衆生無辺誓願度
(生きとし生けるものの数は限りないが、誓って救いとることを願う)
五大願の冒頭で、毎日お唱えし、その誓願を「心に刻む」ことが習慣になっているはずである。しかし「唱え」て「心に刻む」だけでいいかといえばもちろんそんなことはないはずです。
それをするために「具体的に何をしているか?」ということは本来意識して然るべきです。
「おまえは具体的に何をしてる?」
と自分に問うてみる。
なさけないことに即答できない自分がいる。
ここに「都合に良い言い訳」がある。
「いるだけで救える」という話。
仏教の修行をしていれば、その人の存在そのものが周りに良い影響を与えて自分が意識的に「救おう」という具体的なアクションを起こさなくてもOKという考え。
この「都合にいい話」をさらの推し進めて究極にしてしまうと……
前に一度記事にした「レインメーカー」のエピソードになってしまう。
覚えてますでしょうか?忘れてしまった人は前の記事を是非読み返してほしい。
これはその人の存在が「場を整える」ので人に関わる関わらない関係ないという究極の姿がある。
出所は忘れてが、天台大師智顗もそれができたとどこかの記事で読んだことがある。
「いるだけで救える」という話は「バタフライエフェクト」なんてSFのタイムマシン物で頻出の単語を持ち出せば「さもありなん」という気にもなってくるが、もちろん我々大乗仏教徒がそれで(いるだけで救えるから何もしない)で良いはずがない。
少し話が変わるが、最近では「お金」よりも「影響力」が欲しいという有名人を多く目にするようになった。これはSNSにはじまりいまではYoutubeなどの動画発信サイトで自分の声がどれだけ多くの人に届くかに価値を置く人が増えているということ。インフルエンサーという言葉もすっかり市民権を得ていますしね。
「慎ましく生きる」
宗教家には、どこかそんな生き方をするべきなんだ、という「イメージ」がついて回るように思う。
だから「企業」が行うような「発信」……分かりやすく言えば「広告」に関してはネガティブな態度をとる人が多くいるように感じる。「発信」だろうと「広告」だろうと多くの人に自分の存在を知らしめるという意味で大差はないと思う。
しかし理屈で考えれば「多くの人に声が届く」方がより多くの衆生を救済することができるのは火を見るより明らかである。
でもやはり宗教家は営利目的の企業ではないからと、「マインドブロック」が働く人が多い。
「知られなければ、その商品はないのと同じ」
これはよく企業の「広告」の重要性を説く論説で言われる文言。
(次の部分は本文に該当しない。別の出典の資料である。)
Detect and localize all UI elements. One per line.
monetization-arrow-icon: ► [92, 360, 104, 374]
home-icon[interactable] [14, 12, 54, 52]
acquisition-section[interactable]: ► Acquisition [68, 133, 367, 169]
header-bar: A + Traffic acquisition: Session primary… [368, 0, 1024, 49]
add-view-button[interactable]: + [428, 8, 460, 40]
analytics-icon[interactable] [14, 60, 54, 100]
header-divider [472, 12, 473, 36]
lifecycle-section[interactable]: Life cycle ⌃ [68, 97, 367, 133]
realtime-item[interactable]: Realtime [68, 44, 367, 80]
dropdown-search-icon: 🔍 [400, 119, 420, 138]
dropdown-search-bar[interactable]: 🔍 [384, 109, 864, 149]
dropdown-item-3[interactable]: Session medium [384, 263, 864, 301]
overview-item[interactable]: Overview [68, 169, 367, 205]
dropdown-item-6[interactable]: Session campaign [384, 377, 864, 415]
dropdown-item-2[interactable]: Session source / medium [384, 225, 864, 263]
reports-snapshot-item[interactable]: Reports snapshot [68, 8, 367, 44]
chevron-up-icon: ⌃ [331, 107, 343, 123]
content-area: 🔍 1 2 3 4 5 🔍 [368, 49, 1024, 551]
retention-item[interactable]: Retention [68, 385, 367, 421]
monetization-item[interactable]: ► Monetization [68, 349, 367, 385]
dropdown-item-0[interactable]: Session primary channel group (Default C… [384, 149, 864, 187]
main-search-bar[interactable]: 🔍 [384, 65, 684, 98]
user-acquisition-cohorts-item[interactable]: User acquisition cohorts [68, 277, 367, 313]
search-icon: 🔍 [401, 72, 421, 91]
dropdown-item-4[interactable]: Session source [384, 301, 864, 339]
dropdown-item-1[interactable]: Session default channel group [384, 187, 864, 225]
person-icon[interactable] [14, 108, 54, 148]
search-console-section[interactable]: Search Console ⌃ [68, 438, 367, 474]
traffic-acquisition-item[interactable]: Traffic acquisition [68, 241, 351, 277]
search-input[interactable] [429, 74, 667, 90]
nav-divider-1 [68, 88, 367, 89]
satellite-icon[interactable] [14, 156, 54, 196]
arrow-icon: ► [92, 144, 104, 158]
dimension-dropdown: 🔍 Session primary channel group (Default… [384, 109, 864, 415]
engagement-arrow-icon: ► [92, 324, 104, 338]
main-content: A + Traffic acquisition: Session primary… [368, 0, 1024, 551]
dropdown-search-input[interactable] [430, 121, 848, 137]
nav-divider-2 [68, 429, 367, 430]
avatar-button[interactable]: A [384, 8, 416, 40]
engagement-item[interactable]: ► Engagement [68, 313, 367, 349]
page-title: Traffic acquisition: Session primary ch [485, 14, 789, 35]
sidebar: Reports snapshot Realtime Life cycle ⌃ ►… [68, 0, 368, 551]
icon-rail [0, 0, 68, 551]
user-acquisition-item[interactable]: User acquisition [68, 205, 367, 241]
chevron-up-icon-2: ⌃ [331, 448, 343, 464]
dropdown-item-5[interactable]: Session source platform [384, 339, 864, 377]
これを少し我々むきにアレンジするとこうなりますでしょうか。
「おのれの存在が、誰にも知られなくば、おのれはこの世に存在しないのと同じ。だからおのれの仏教徒としての教えは、この世に存在しないのと同じ。誰にも布教できなくてどうして大乗仏教徒といえようぞ」
これは我々も十二分に噛みしめるべき言葉と思います。
私は少なくとも「いるだけで」で周りに影響を与えるような徳の高い存在には当分(一生?)なれそうにないので、積極的な「発信」は今後も続けていく必要がありそうです。
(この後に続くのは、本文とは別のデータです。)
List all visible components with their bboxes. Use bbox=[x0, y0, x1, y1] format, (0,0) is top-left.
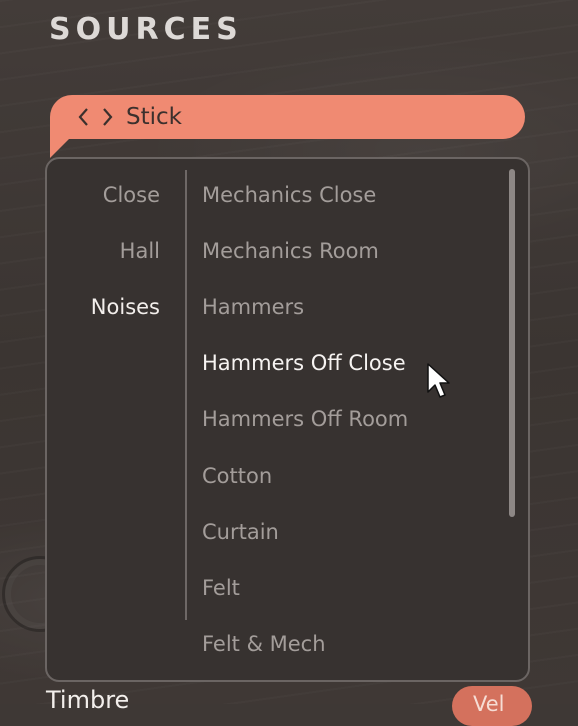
source-item-hammers[interactable]: Hammers bbox=[202, 295, 304, 319]
category-hall[interactable]: Hall bbox=[120, 239, 160, 263]
sources-title: SOURCES bbox=[49, 12, 243, 47]
category-close[interactable]: Close bbox=[103, 183, 160, 207]
chevron-left-icon bbox=[78, 108, 88, 126]
source-dropdown-menu: Close Hall Noises Mechanics Close Mechan… bbox=[45, 157, 530, 682]
source-item-curtain[interactable]: Curtain bbox=[202, 520, 279, 544]
selected-source-label: Stick bbox=[126, 104, 182, 130]
source-item-hammers-off-close[interactable]: Hammers Off Close bbox=[202, 351, 406, 375]
source-selector[interactable]: Stick bbox=[50, 95, 525, 139]
dropdown-scrollbar[interactable] bbox=[509, 169, 515, 517]
source-item-felt[interactable]: Felt bbox=[202, 576, 240, 600]
source-item-cotton[interactable]: Cotton bbox=[202, 464, 272, 488]
source-item-mechanics-room[interactable]: Mechanics Room bbox=[202, 239, 379, 263]
column-divider bbox=[185, 170, 187, 620]
next-source-button[interactable] bbox=[99, 106, 114, 128]
timbre-label: Timbre bbox=[46, 686, 130, 714]
source-item-felt-and-mech[interactable]: Felt & Mech bbox=[202, 632, 326, 656]
source-item-mechanics-close[interactable]: Mechanics Close bbox=[202, 183, 376, 207]
previous-source-button[interactable] bbox=[76, 106, 91, 128]
source-item-hammers-off-room[interactable]: Hammers Off Room bbox=[202, 407, 408, 431]
vel-button[interactable]: Vel bbox=[452, 686, 532, 726]
category-noises[interactable]: Noises bbox=[91, 295, 160, 319]
chevron-right-icon bbox=[102, 108, 112, 126]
こと「発信力」に関しては「慎ましく」というマインドブロックがかからないよう意識的にその「ブロック」を外しにかかっています。
「ひよっこの癖に何を偉そうに」
「初行の分際で」
「お前が語るな」
etc……
「発信」をすることでそんなことを言われるリスクは当然承知しています。でも私は大乗仏教徒として「いないのと同じ」存在にはなりたくないので、そのリスクを受け入れてでも「発信」を続けるという「選択」をしました。
記事が参考になったら
クリック↓お願いします!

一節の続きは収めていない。